The UNCTAD report also estimated that the average annual investment requirements to end extreme poverty in Bangladesh was $85.8 billion.
Additionally, it said the country would need to invest $240.7 billion annually to double the share of manufacturing in GDP, which is also the highest among the 46 LDCs.
According to the report, investment needs to reach key priorities to achieve the SDGs in 2021-2030, including eradicating extreme poverty (Target 1.1) and doubling the share of manufacturing in GDP (Target 9.2).
Among the South Asian LDCs, Bhutan's annual investment requirement is the lowest with $1.8 billion, followed by Afghanistan and Nepal with $3.7 billion and $13.7 billion respectively.
Bangladesh set for LDC graduation, but vulnerabilities persist
In the end of February 2021, the UN Committee for Development Policy (CDP) made final recommendations for Bangladesh's transition into the status of a developing country after reviewing the country's position in three indices -- per capita income, human resource development, and economic and environmental vulnerability.

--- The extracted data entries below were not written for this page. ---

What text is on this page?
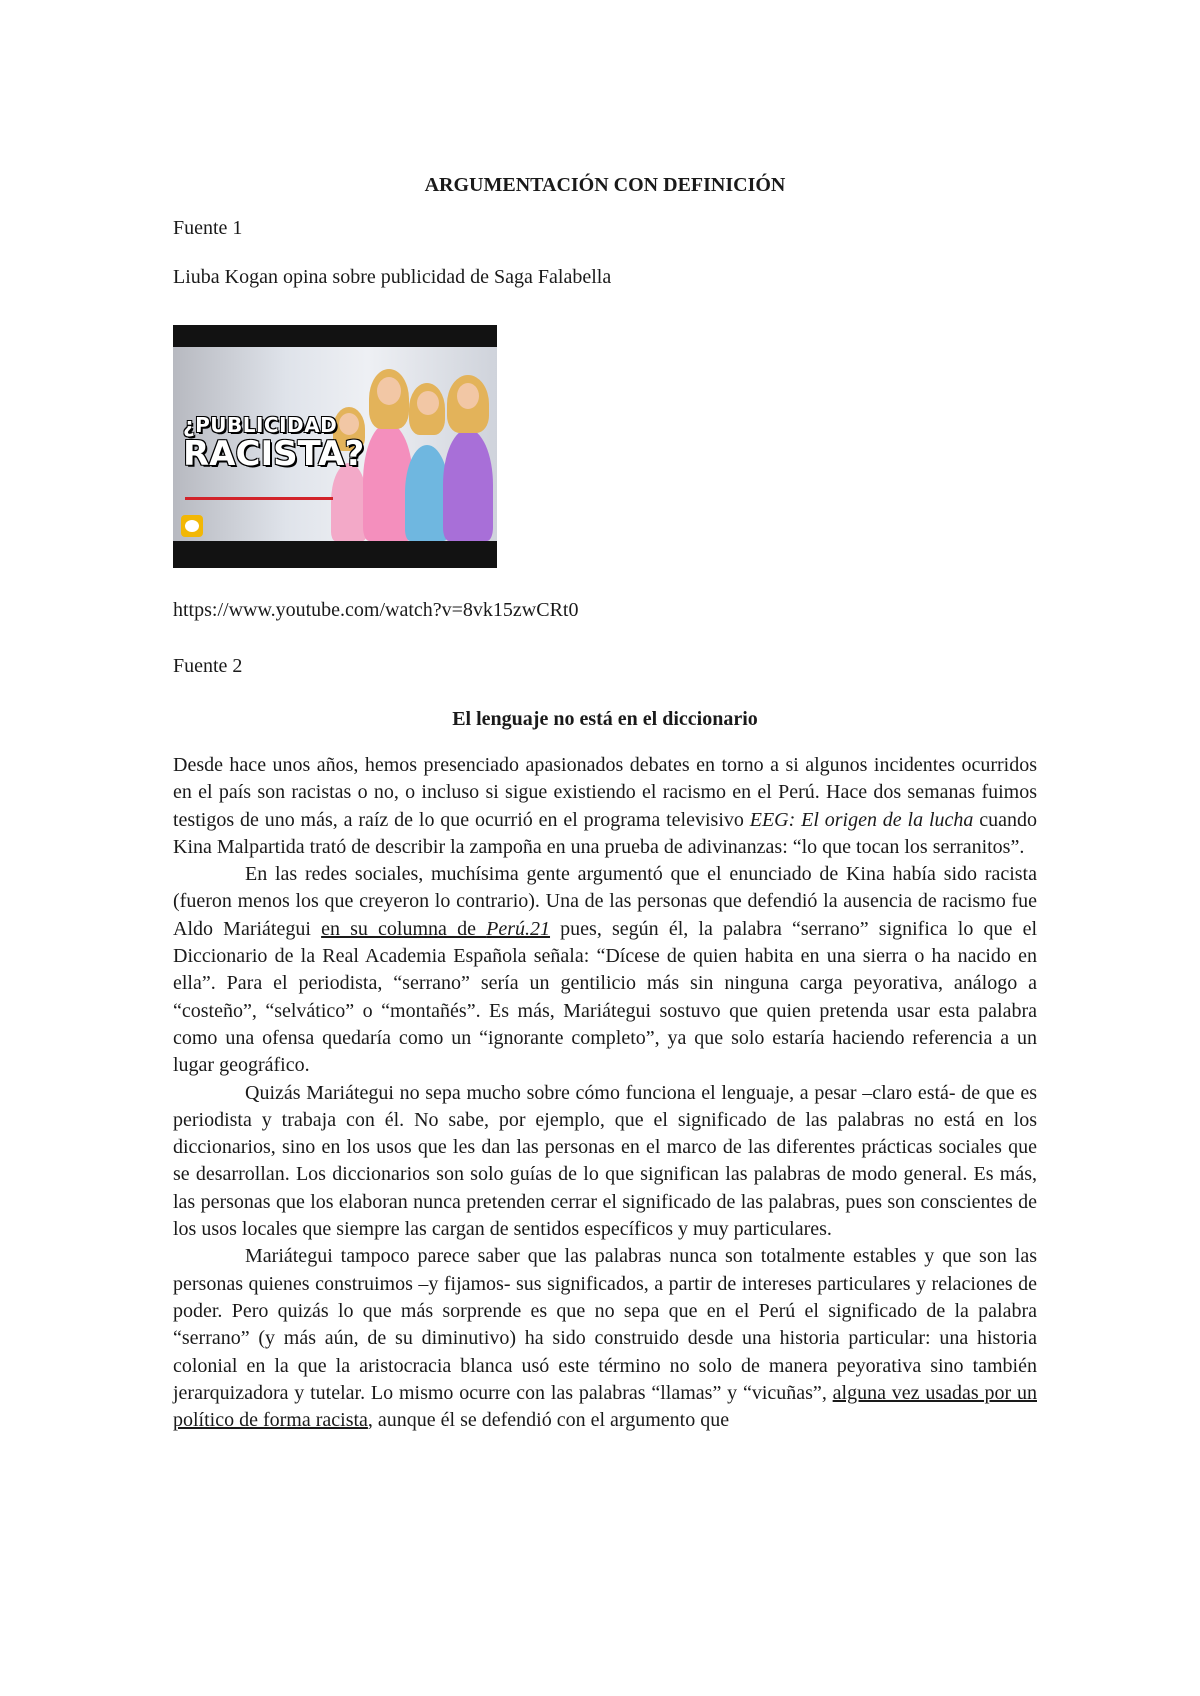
ARGUMENTACIÓN CON DEFINICIÓN

Fuente 1

Liuba Kogan opina sobre publicidad de Saga Falabella

¿PUBLICIDAD
RACISTA?

https://www.youtube.com/watch?v=8vk15zwCRt0

Fuente 2

El lenguaje no está en el diccionario

Desde hace unos años, hemos presenciado apasionados debates en torno a si algunos incidentes ocurridos en el país son racistas o no, o incluso si sigue existiendo el racismo en el Perú. Hace dos semanas fuimos testigos de uno más, a raíz de lo que ocurrió en el programa televisivo EEG: El origen de la lucha cuando Kina Malpartida trató de describir la zampoña en una prueba de adivinanzas: “lo que tocan los serranitos”.

En las redes sociales, muchísima gente argumentó que el enunciado de Kina había sido racista (fueron menos los que creyeron lo contrario). Una de las personas que defendió la ausencia de racismo fue Aldo Mariátegui en su columna de Perú.21 pues, según él, la palabra “serrano” significa lo que el Diccionario de la Real Academia Española señala: “Dícese de quien habita en una sierra o ha nacido en ella”. Para el periodista, “serrano” sería un gentilicio más sin ninguna carga peyorativa, análogo a “costeño”, “selvático” o “montañés”. Es más, Mariátegui sostuvo que quien pretenda usar esta palabra como una ofensa quedaría como un “ignorante completo”, ya que solo estaría haciendo referencia a un lugar geográfico.

Quizás Mariátegui no sepa mucho sobre cómo funciona el lenguaje, a pesar –claro está- de que es periodista y trabaja con él. No sabe, por ejemplo, que el significado de las palabras no está en los diccionarios, sino en los usos que les dan las personas en el marco de las diferentes prácticas sociales que se desarrollan. Los diccionarios son solo guías de lo que significan las palabras de modo general. Es más, las personas que los elaboran nunca pretenden cerrar el significado de las palabras, pues son conscientes de los usos locales que siempre las cargan de sentidos específicos y muy particulares.

Mariátegui tampoco parece saber que las palabras nunca son totalmente estables y que son las personas quienes construimos –y fijamos- sus significados, a partir de intereses particulares y relaciones de poder. Pero quizás lo que más sorprende es que no sepa que en el Perú el significado de la palabra “serrano” (y más aún, de su diminutivo) ha sido construido desde una historia particular: una historia colonial en la que la aristocracia blanca usó este término no solo de manera peyorativa sino también jerarquizadora y tutelar. Lo mismo ocurre con las palabras “llamas” y “vicuñas”, alguna vez usadas por un político de forma racista, aunque él se defendió con el argumento que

Earlier in 2018, Bangladesh met these three criteria for the first time and the country is scheduled to graduate from the category in 2026.

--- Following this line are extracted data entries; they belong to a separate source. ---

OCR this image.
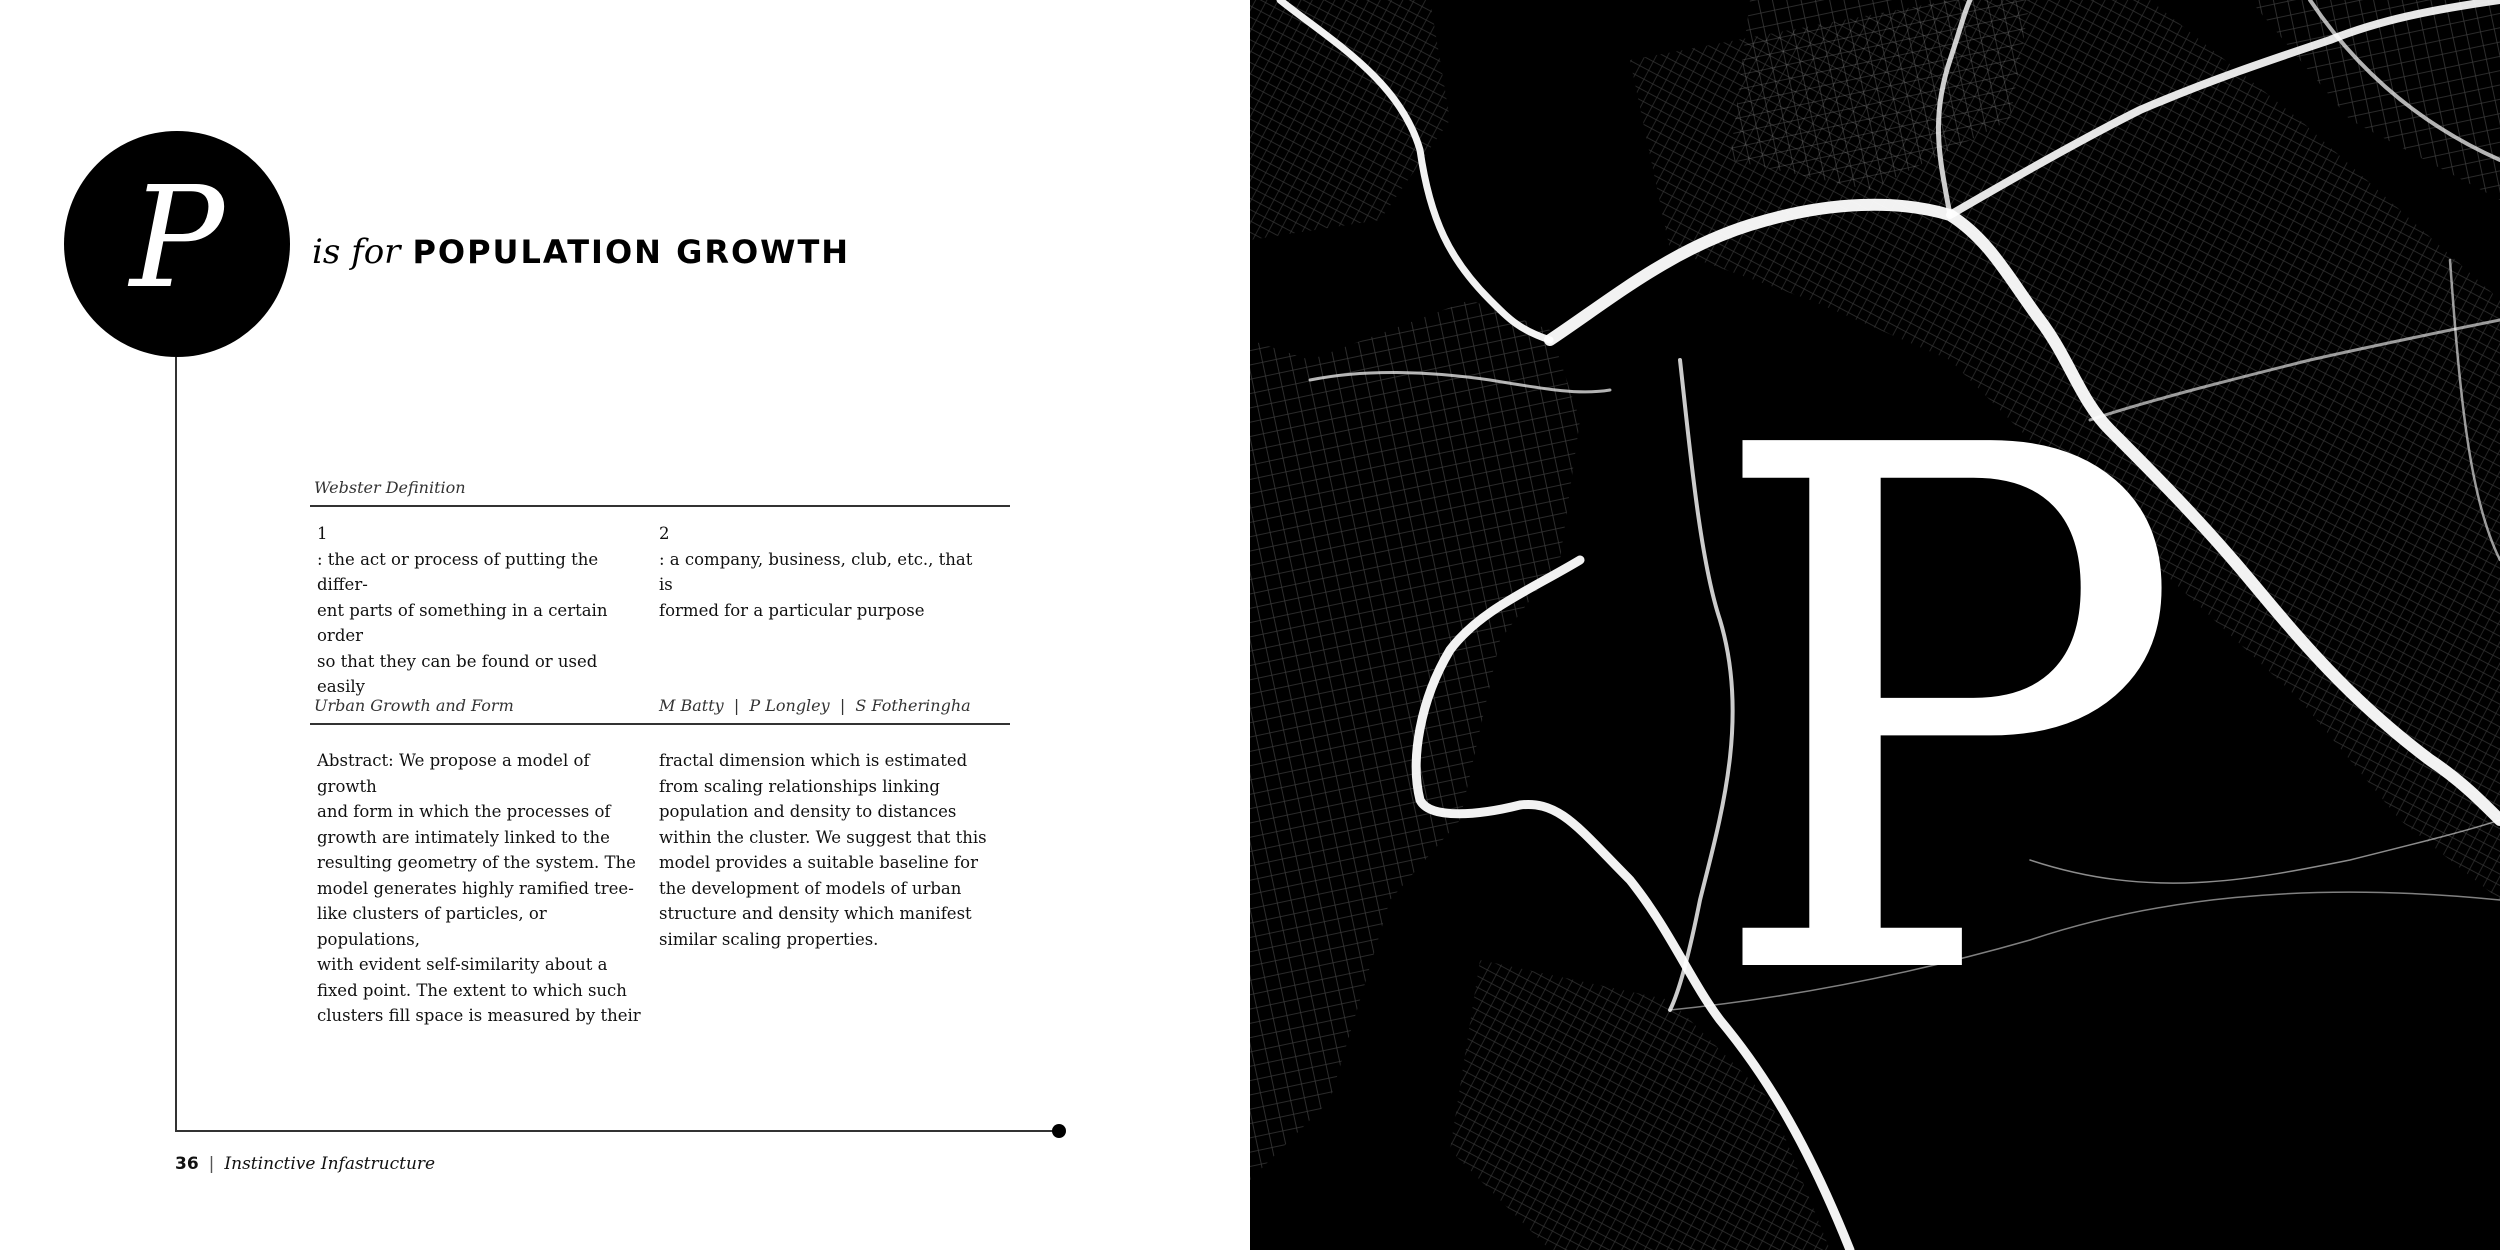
P	is for POPULATION GROWTH
Webster Definition
1
: the act or process of putting the differ-
ent parts of something in a certain order
so that they can be found or used easily
2
: a company, business, club, etc., that is
formed for a particular purpose
Urban Growth and Form	M Batty  |  P Longley  |  S Fotheringha
Abstract: We propose a model of growth
and form in which the processes of
growth are intimately linked to the
resulting geometry of the system. The
model generates highly ramified tree-
like clusters of particles, or populations,
with evident self-similarity about a
fixed point. The extent to which such
clusters fill space is measured by their
fractal dimension which is estimated
from scaling relationships linking
population and density to distances
within the cluster. We suggest that this
model provides a suitable baseline for
the development of models of urban
structure and density which manifest
similar scaling properties.
36 | Instinctive Infastructure
P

Despite this achievement, the report recommended Bangladesh to aggressively pursue global value chain (GVC) diversification, as the LDC graduation would cause preferential treatment loss and domestic infrastructural constraints would also pose a threat to continued export revenue and investment flows.
Due to the country's supply-side bottlenecks and logistical inefficiencies, its transport costs are higher than other regional LDCs, which could result in a slower pace of trade growth.
Bangladesh can expect a lower degree of concessionality in accessing development finance, with resulting reductions in available policy space, it said.
The country will need to ramp up domestic resource mobilisation efforts as external development finance decreases, it said.